As per section 16(1), it has been clearly stated that a taxpayer can claim ITC on all supplies which are used or intended to be used in the course or furtherance of business, which, as per section 2(17), is nothing but,
“business” includes––

  1. the activity done despite the same being for a pecuniary benefit or not;
  2. any activity or transaction which is falling in connection with or as an ancillary to the activity falling under the sub-clause (a);
  3. any activity which is falling in the nature of the one falling under sub-clause (a), whether or not there is a volume, frequency, continuity, or regularity of such transaction as prescribed;
  4. sale or the acquiring of goods, including capital goods and services, in connection with the starting or the closing of business.

Now, considering the current situation of the market, society, and economy, we can say that the COVID-19 virus and the pandemic caused by the same in an unprecedented one as the same is causing instant fluctuations in the functioning of the same. So, we can say that to ensure the smooth and continuous functioning of business during these difficult times, it is vital that the employees and their dependents are provided with essential facilities making such incurrence of expenses like the one for the continuance of business due to which the ITC claiming on such supplies can be availed by taking virtue of section 16(1). This can be seen as a business exigency and compliance with the socio-moral responsibilities of the employer and business. Business exigency would supersede any other obligations as the continuance of business and the assurance of the same without any cost incurrence shall be considered to be impossible.

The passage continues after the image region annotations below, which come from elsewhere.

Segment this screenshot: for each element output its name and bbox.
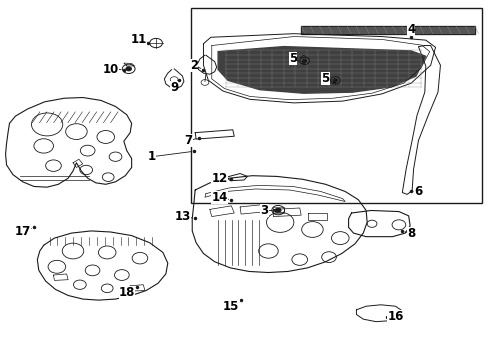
Text: 4: 4: [407, 23, 415, 36]
Text: 9: 9: [170, 81, 178, 94]
Text: 5: 5: [289, 52, 297, 65]
Circle shape: [275, 208, 281, 212]
Text: 11: 11: [130, 32, 147, 46]
Circle shape: [333, 79, 338, 82]
Text: 13: 13: [175, 210, 191, 223]
Text: 8: 8: [407, 227, 415, 240]
Text: 5: 5: [321, 72, 330, 85]
Text: 7: 7: [185, 134, 193, 147]
Text: 18: 18: [119, 287, 135, 300]
Circle shape: [302, 59, 307, 63]
Text: 16: 16: [387, 310, 404, 324]
Circle shape: [126, 67, 132, 71]
Text: 1: 1: [148, 150, 156, 163]
Polygon shape: [218, 46, 426, 93]
Text: 2: 2: [190, 59, 198, 72]
Bar: [191, 8, 482, 203]
Text: 3: 3: [261, 204, 269, 217]
Text: 10: 10: [102, 63, 119, 76]
Text: 12: 12: [212, 172, 228, 185]
Text: 17: 17: [15, 225, 31, 238]
Polygon shape: [301, 26, 475, 34]
Text: 14: 14: [211, 192, 228, 204]
Text: 15: 15: [223, 300, 240, 313]
Text: 6: 6: [415, 185, 422, 198]
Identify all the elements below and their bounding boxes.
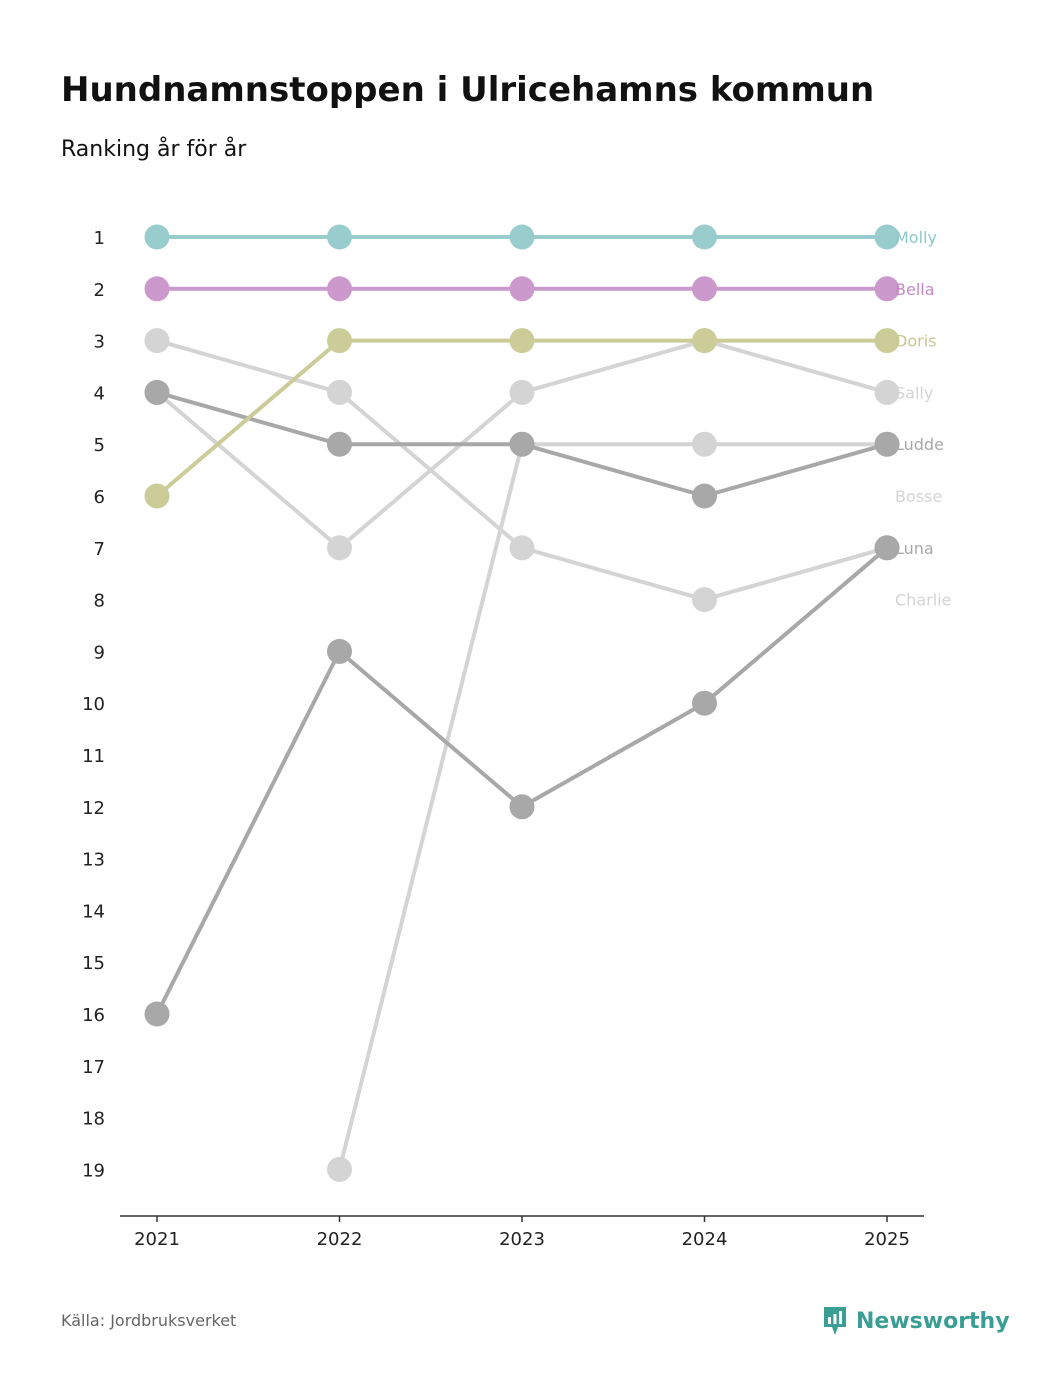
data-point-charlie — [327, 535, 352, 560]
y-tick-label: 1 — [94, 228, 105, 249]
y-tick-label: 4 — [94, 383, 105, 404]
y-tick-label: 17 — [82, 1057, 105, 1078]
y-tick-label: 13 — [82, 850, 105, 871]
y-tick-label: 5 — [94, 435, 105, 456]
data-point-luna — [510, 794, 535, 819]
bump-chart: 12345678910111213141516171819 MollyBella… — [0, 0, 1042, 1400]
y-tick-label: 19 — [82, 1160, 105, 1181]
data-point-luna — [145, 1002, 170, 1027]
data-point-doris — [327, 328, 352, 353]
data-point-sally — [327, 1157, 352, 1182]
series-line-sally — [340, 444, 888, 1169]
y-tick-label: 6 — [94, 487, 105, 508]
data-point-doris — [145, 484, 170, 509]
series-end-label: Sally — [895, 383, 933, 402]
y-tick-label: 14 — [82, 901, 105, 922]
x-tick-label: 2022 — [317, 1229, 363, 1250]
data-point-bosse — [145, 328, 170, 353]
y-tick-label: 18 — [82, 1109, 105, 1130]
y-tick-label: 8 — [94, 591, 105, 612]
series-end-label: Molly — [895, 228, 937, 247]
series-end-label: Doris — [895, 332, 936, 351]
data-point-luna — [692, 691, 717, 716]
data-point-ludde — [510, 432, 535, 457]
data-point-charlie — [510, 380, 535, 405]
data-point-doris — [510, 328, 535, 353]
series-line-doris — [157, 341, 887, 496]
series-lines — [157, 237, 887, 1169]
data-point-molly — [145, 225, 170, 250]
y-tick-label: 12 — [82, 798, 105, 819]
data-point-sally — [692, 432, 717, 457]
y-tick-label: 3 — [94, 332, 105, 353]
data-point-doris — [692, 328, 717, 353]
data-point-bella — [327, 276, 352, 301]
series-line-luna — [157, 548, 887, 1014]
data-point-molly — [510, 225, 535, 250]
data-point-bosse — [327, 380, 352, 405]
data-point-bella — [510, 276, 535, 301]
x-axis-ticks: 2021 2022 2023 2024 2025 — [134, 1216, 910, 1250]
y-tick-label: 2 — [94, 280, 105, 301]
data-point-molly — [692, 225, 717, 250]
brand-logo: Newsworthy — [822, 1305, 1010, 1337]
y-tick-label: 7 — [94, 539, 105, 560]
series-end-labels: Molly Bella Doris Sally Ludde Bosse Luna Charli… — [895, 228, 951, 610]
y-tick-label: 11 — [82, 746, 105, 767]
y-tick-label: 15 — [82, 953, 105, 974]
y-tick-label: 9 — [94, 642, 105, 663]
series-end-label: Ludde — [895, 435, 944, 454]
source-note: Källa: Jordbruksverket — [61, 1311, 236, 1330]
y-tick-label: 10 — [82, 694, 105, 715]
newsworthy-logo-icon — [822, 1305, 848, 1337]
series-end-label: Charlie — [895, 591, 951, 610]
data-point-bosse — [510, 535, 535, 560]
series-end-label: Bosse — [895, 487, 942, 506]
x-tick-label: 2023 — [499, 1229, 545, 1250]
series-end-label: Luna — [895, 539, 934, 558]
x-tick-label: 2024 — [682, 1229, 728, 1250]
data-point-bella — [145, 276, 170, 301]
x-tick-label: 2025 — [864, 1229, 910, 1250]
data-point-molly — [327, 225, 352, 250]
data-point-luna — [327, 639, 352, 664]
data-point-bella — [692, 276, 717, 301]
data-point-ludde — [145, 380, 170, 405]
y-tick-label: 16 — [82, 1005, 105, 1026]
x-tick-label: 2021 — [134, 1229, 180, 1250]
series-end-label: Bella — [895, 280, 935, 299]
data-point-ludde — [327, 432, 352, 457]
series-line-bosse — [157, 341, 887, 600]
data-point-bosse — [692, 587, 717, 612]
brand-name: Newsworthy — [856, 1309, 1010, 1334]
data-point-ludde — [692, 484, 717, 509]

But the GST Authorities might take a view contrary to the same as there are no legal obligations bestowed on any employer to provide such supplies to their employees, and the same is used for the personal consumption of employees and not for furtherance of business, which has been clearly stated by section 17(5)(h) goods or services or both used for personal consumption shall not be eligible for claiming ITC.

Outward Supplies

Referring to Section 7(1) of the CGST Act, we can say that,

(1) For the virtue of this Act or GST Act, the expression sales or supply would include––
all forms of sale of goods or services or both, including the transfer, barter, license, rental sale, exchange, lease or disposal made or agreed to be made for the payment of consideration by the person in the course or either furtherance of business; the activities that are given in Schedule I, which has been made or agreed to be made without the payment of consideration; and the activities are to be treated as the supply of goods or supply of services as are provided in Schedule II of the Act.

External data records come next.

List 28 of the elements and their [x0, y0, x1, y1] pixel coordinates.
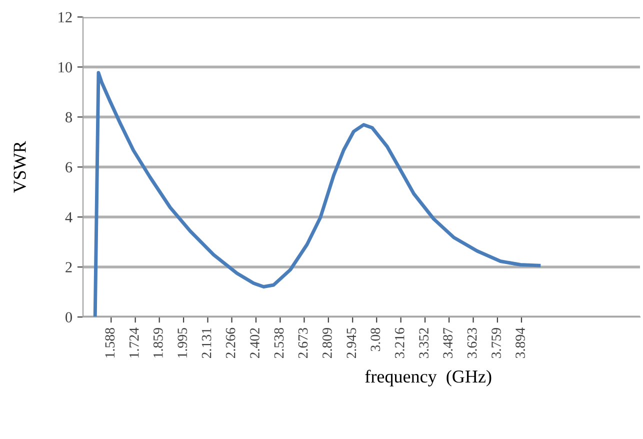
x-tick-label: 3.216 [394, 328, 404, 358]
x-tick-label: 3.894 [516, 328, 526, 358]
x-tick-label: 1.588 [105, 328, 115, 358]
x-tick-label: 2.945 [346, 328, 356, 358]
y-axis-title: VSWR [14, 140, 26, 193]
x-tick-label: 2.402 [250, 328, 260, 358]
y-tick-label: 0 [66, 312, 72, 322]
y-tick-label: 4 [65, 212, 72, 222]
line-series [93, 71, 541, 317]
y-tick-label: 10 [58, 62, 72, 72]
x-tick-label: 2.809 [322, 328, 332, 358]
y-tick-label: 6 [66, 162, 72, 172]
x-tick-label: 2.131 [202, 328, 212, 358]
x-tick-label: 2.673 [298, 328, 308, 358]
y-tick-label: 8 [66, 112, 72, 122]
x-tick-label: 1.859 [153, 328, 163, 358]
x-tick-label: 1.995 [178, 328, 188, 358]
y-tick-label: 12 [58, 12, 72, 22]
y-tick-label: 2 [66, 262, 72, 272]
x-tick-label: 3.08 [370, 328, 380, 352]
x-tick-label: 3.623 [467, 328, 477, 358]
x-axis-title: frequency (GHz) [365, 370, 492, 386]
x-tick-label: 1.724 [129, 328, 139, 358]
x-tick-label: 3.759 [492, 328, 501, 358]
x-tick-label: 3.487 [443, 328, 453, 358]
x-tick-label: 2.538 [274, 328, 284, 358]
x-tick-label: 2.266 [226, 328, 236, 358]
x-tick-label: 3.352 [419, 328, 429, 358]
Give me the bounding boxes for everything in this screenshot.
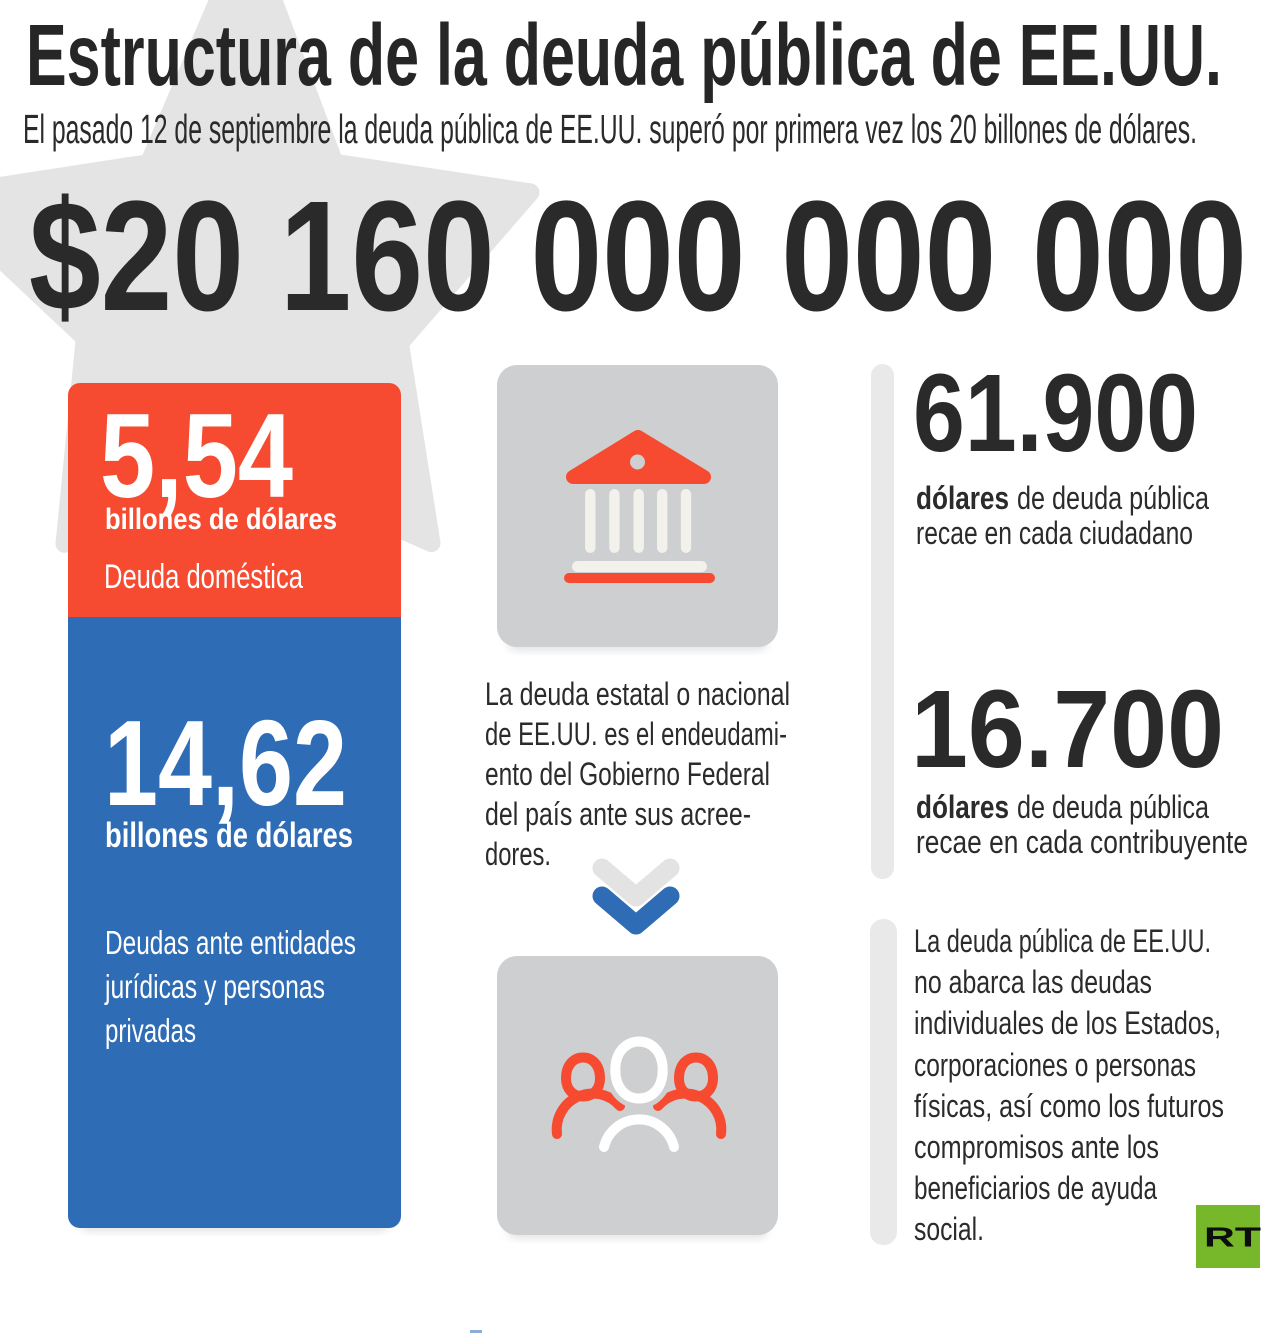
svg-text:dores.: dores. (485, 836, 551, 872)
svg-text:14,62: 14,62 (104, 695, 347, 831)
svg-text:El pasado 12 de septiembre la: El pasado 12 de septiembre la deuda públ… (23, 106, 1197, 152)
svg-text:dólares: dólares (916, 480, 1009, 516)
svg-text:Deuda doméstica: Deuda doméstica (104, 558, 303, 596)
svg-text:compromisos ante los: compromisos ante los (914, 1129, 1159, 1165)
svg-text:La deuda pública de EE.UU.: La deuda pública de EE.UU. (914, 923, 1211, 959)
svg-text:La deuda estatal o nacional: La deuda estatal o nacional (485, 676, 790, 712)
svg-text:16.700: 16.700 (911, 668, 1224, 791)
svg-text:billones de dólares: billones de dólares (105, 816, 353, 855)
svg-text:de deuda pública: de deuda pública (1017, 789, 1209, 825)
svg-text:jurídicas y personas: jurídicas y personas (104, 968, 325, 1005)
svg-text:recae en cada contribuyente: recae en cada contribuyente (916, 824, 1248, 860)
svg-text:no abarca las deudas: no abarca las deudas (914, 964, 1152, 1000)
svg-text:corporaciones o personas: corporaciones o personas (914, 1047, 1196, 1083)
svg-text:físicas, así como los futuros: físicas, así como los futuros (914, 1088, 1224, 1124)
svg-text:individuales de los Estados,: individuales de los Estados, (914, 1005, 1221, 1041)
svg-text:del país ante sus acree-: del país ante sus acree- (485, 796, 751, 832)
svg-text:5,54: 5,54 (100, 389, 293, 523)
svg-text:recae en cada ciudadano: recae en cada ciudadano (916, 515, 1193, 551)
svg-text:Deudas ante entidades: Deudas ante entidades (105, 924, 356, 961)
svg-text:billones de dólares: billones de dólares (105, 503, 337, 536)
svg-text:Estructura de la deuda pública: Estructura de la deuda pública de EE.UU. (26, 7, 1222, 104)
svg-text:$20 160 000 000 000: $20 160 000 000 000 (29, 169, 1247, 344)
svg-text:beneficiarios de ayuda: beneficiarios de ayuda (914, 1170, 1157, 1206)
svg-text:dólares: dólares (916, 789, 1009, 825)
svg-text:de EE.UU. es el endeudami-: de EE.UU. es el endeudami- (485, 716, 787, 752)
svg-text:ento del Gobierno Federal: ento del Gobierno Federal (485, 756, 770, 792)
svg-text:RT: RT (1204, 1222, 1261, 1253)
svg-text:61.900: 61.900 (913, 352, 1198, 475)
svg-text:privadas: privadas (105, 1012, 196, 1049)
svg-text:social.: social. (914, 1211, 984, 1247)
svg-text:de deuda pública: de deuda pública (1017, 480, 1209, 516)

Section 2(83) of the CGST Act provides the meaning of an outward sale in relation to the person who is registered and is to pay tax, as, supply of goods or services or both, whether the transfer, barter, license, rental, sale, exchange, lease or disposal or any other mode, which has been made or agreed to be made by such person in the business or its furtherance.

Thus, taking virtue of the meaning of supply given under these sections, we can say that for an activity to constitute a supply under the GST Act, some contractual obligations must exist that might be expressed or implied. This service of making available such COVID-19-related supplies by the employer to their employees is not a part of any contractual obligations and is only provided on the grounds of social responsibility and moral grounds. Due to this reason, we can say that the same does not come under the ambit of supply.

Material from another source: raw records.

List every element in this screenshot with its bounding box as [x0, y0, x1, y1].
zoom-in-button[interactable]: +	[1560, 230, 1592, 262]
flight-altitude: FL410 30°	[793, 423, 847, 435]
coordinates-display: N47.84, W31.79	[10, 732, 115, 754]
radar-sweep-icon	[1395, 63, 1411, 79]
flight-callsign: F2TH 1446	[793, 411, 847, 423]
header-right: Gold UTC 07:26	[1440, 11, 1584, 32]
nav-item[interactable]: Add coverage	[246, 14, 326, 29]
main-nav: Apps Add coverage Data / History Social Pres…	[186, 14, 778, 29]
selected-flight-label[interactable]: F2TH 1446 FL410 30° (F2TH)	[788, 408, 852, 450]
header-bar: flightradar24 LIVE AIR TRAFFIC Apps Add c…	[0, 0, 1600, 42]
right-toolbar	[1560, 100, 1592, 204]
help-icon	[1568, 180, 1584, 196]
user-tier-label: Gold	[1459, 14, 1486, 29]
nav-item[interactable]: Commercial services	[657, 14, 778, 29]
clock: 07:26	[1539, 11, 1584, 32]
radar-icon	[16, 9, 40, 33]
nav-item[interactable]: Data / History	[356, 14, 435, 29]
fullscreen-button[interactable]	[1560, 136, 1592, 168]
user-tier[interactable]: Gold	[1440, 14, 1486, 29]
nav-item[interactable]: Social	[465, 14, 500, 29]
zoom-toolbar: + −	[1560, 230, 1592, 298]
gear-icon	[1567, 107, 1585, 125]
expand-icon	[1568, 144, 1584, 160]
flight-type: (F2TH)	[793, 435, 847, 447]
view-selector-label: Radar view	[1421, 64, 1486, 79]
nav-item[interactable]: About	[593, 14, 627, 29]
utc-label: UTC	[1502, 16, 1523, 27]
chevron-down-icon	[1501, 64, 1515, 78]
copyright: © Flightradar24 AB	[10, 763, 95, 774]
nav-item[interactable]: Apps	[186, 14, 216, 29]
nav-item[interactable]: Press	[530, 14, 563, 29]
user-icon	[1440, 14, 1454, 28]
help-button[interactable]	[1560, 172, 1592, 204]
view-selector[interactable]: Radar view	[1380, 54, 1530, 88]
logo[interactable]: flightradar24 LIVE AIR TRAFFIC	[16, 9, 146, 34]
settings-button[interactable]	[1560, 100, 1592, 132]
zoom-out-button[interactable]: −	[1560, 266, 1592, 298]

Here, we can also claim that the company is only functioning as a mediator or is only facilitating such supplies by procuring the supplies and giving the same or reimbursing such bills to the employees as they are not in the position to render such supplies, with no real supply being rendered again putting it from the ambit of supply and the taxability as outward supplies.

Thus, we can conclude that the supply made by employers to the employees are not evidently kept out of the ambit of supply as per the GST Act or made eligible for claiming ITC but the same can be claimed by the taxpayer taking virtue of the GST Act and the respective sections.